While President Joe Biden rolled the measure back, Trump is expected to do something similar when he retakes the White House.
Lawrence Gostin, a global health law professor at Georgetown University in the US, said the FDA is considered the global “gold standard” for determining whether medicines and vaccines are safe and effective – but that with such uncertainty swirling around the agency, its status could be in jeopardy.
“The European Medicines Agency might supplant the FDA as the gold standard if the FDA goes off track and is politically poisoned,” Gostin told Euronews Health.
Government programmes to monitor infectious diseases could also take a hit if the US Centers for Disease Control and Prevention (CDC) and other health agencies are weakened.
The CDC, for example, has been monitoring the spread of H5N1 bird flu and mpox, which both pose threats to global health.
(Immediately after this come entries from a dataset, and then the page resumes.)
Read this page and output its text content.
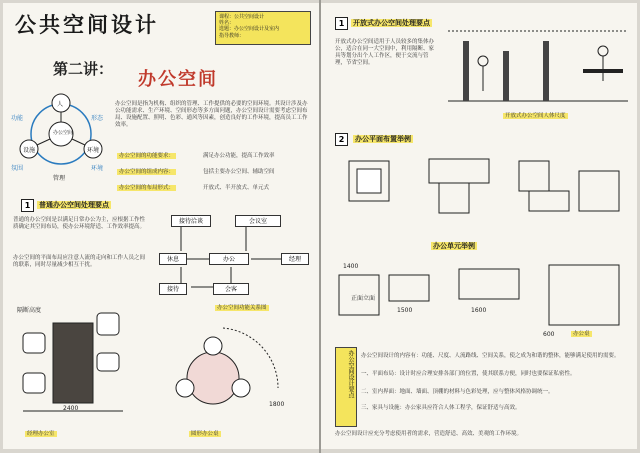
公共空间设计	课程：公共空间设计
姓名：
选题：办公空间设计及室内
指导教师：
第二讲： 办公空间
办公空间
人
设施	环境
管理
功能	形态
氛围	环境
办公空间是指为机构、组织的管理、工作提供的必要的空间环境。其设计涉及办公功能需求、生产环境、空间形态等多方面问题，办公空间设计需要考虑空间布局、设施配置、照明、色彩、通风等因素，创造良好的工作环境，提高员工工作效率。
办公空间的功能要求：	满足办公功能，提高工作效率
办公空间的组成内容：	包括主要办公空间、辅助空间
办公空间的布局形式：	开放式、半开放式、单元式
1	普通办公空间处理要点
普通的办公空间是以满足日常办公为主，应根据工作性质确定其空间布局，使办公环境舒适、工作效率提高。
办公空间的平面布局应注意人流的走向和工作人员之间的联系，同时尽量减少相互干扰。
接待洽谈	会议室
休息	办公	经理
接待	会客
办公空间功能关系图
隔断高度
2400
1800
经理办公室	圆形办公桌
1	开放式办公空间处理要点
开放式办公空间适用于人员较多的集体办公，适合在同一大空间中，利用隔断、家具等划分出个人工作区，便于交流与管理，节省空间。
开放式办公空间人体尺度
2	办公平面布置举例
办公单元举例
1400
1500	1600
正面立面
600	办公桌
办公空间设计要点	办公空间设计的内容有：功能、尺度、人流路线、空间关系，使之成为和谐的整体，能够满足使用的需要。
一、平面布局：设计时应合理安排各部门的位置，使其联系方便，同时也要保证私密性。
二、室内界面：地面、墙面、顶棚的材料与色彩处理，应与整体风格协调统一。
三、家具与设施：办公家具应符合人体工程学，保证舒适与高效。
办公空间设计应充分考虑使用者的需求，营造舒适、高效、美观的工作环境。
European agencies are keeping their own tabs on these threats and could be forced to do more if the US reduces its own efforts.
“To be effective and prepared for the next pandemic, which will certainly come, you need measuring stations all over the globe that collaborate very closely, and certainly the US is an important player,” Dr Ferry Breedveld, president of the Federation of European Academies of Medicine and a professor of internal medicine in Leiden University in the Netherlands, told Euronews Health.
Notably, though, CDC reform could come in a lot of forms. For example, Trump-era FDA chief Dr Scott Gottlieb recently suggested that some of the CDC’s core functions could be moved to other agencies, allowing the CDC to laser-focus on infectious diseases.
US policies that lead to increased vaccine scepticism may rub off in certain parts of Europe.
For example, US states look to the CDC and FDA when making decisions about which routine childhood vaccinations to require for kids to enrol in school, targeting illnesses like measles and polio.
But Trump has said he will revoke federal money from states that mandate vaccines.
Meanwhile, Kennedy – who has advanced the debunked idea that vaccines cause autism – has said that while “we’re not going to take vaccines away from anybody,” he wants additional research on vaccine safety to help people make informed decisions about whether to immunise their children.
Public health experts are concerned his rhetoric could raise unfounded fears over routine vaccines.
Americans are already less likely to vaccinate their children today than they were just a few years ago, in line with a decline in immunisation coverage across the globe. If that rate continues to fall, more US children could get sick with preventable illnesses.
Yet while Trump and Kennedy’s current plans could have serious implications in the US and around the globe, for now, there are still more questions than answers, McKee said.
“There are all sorts of uncertainties here,” he said.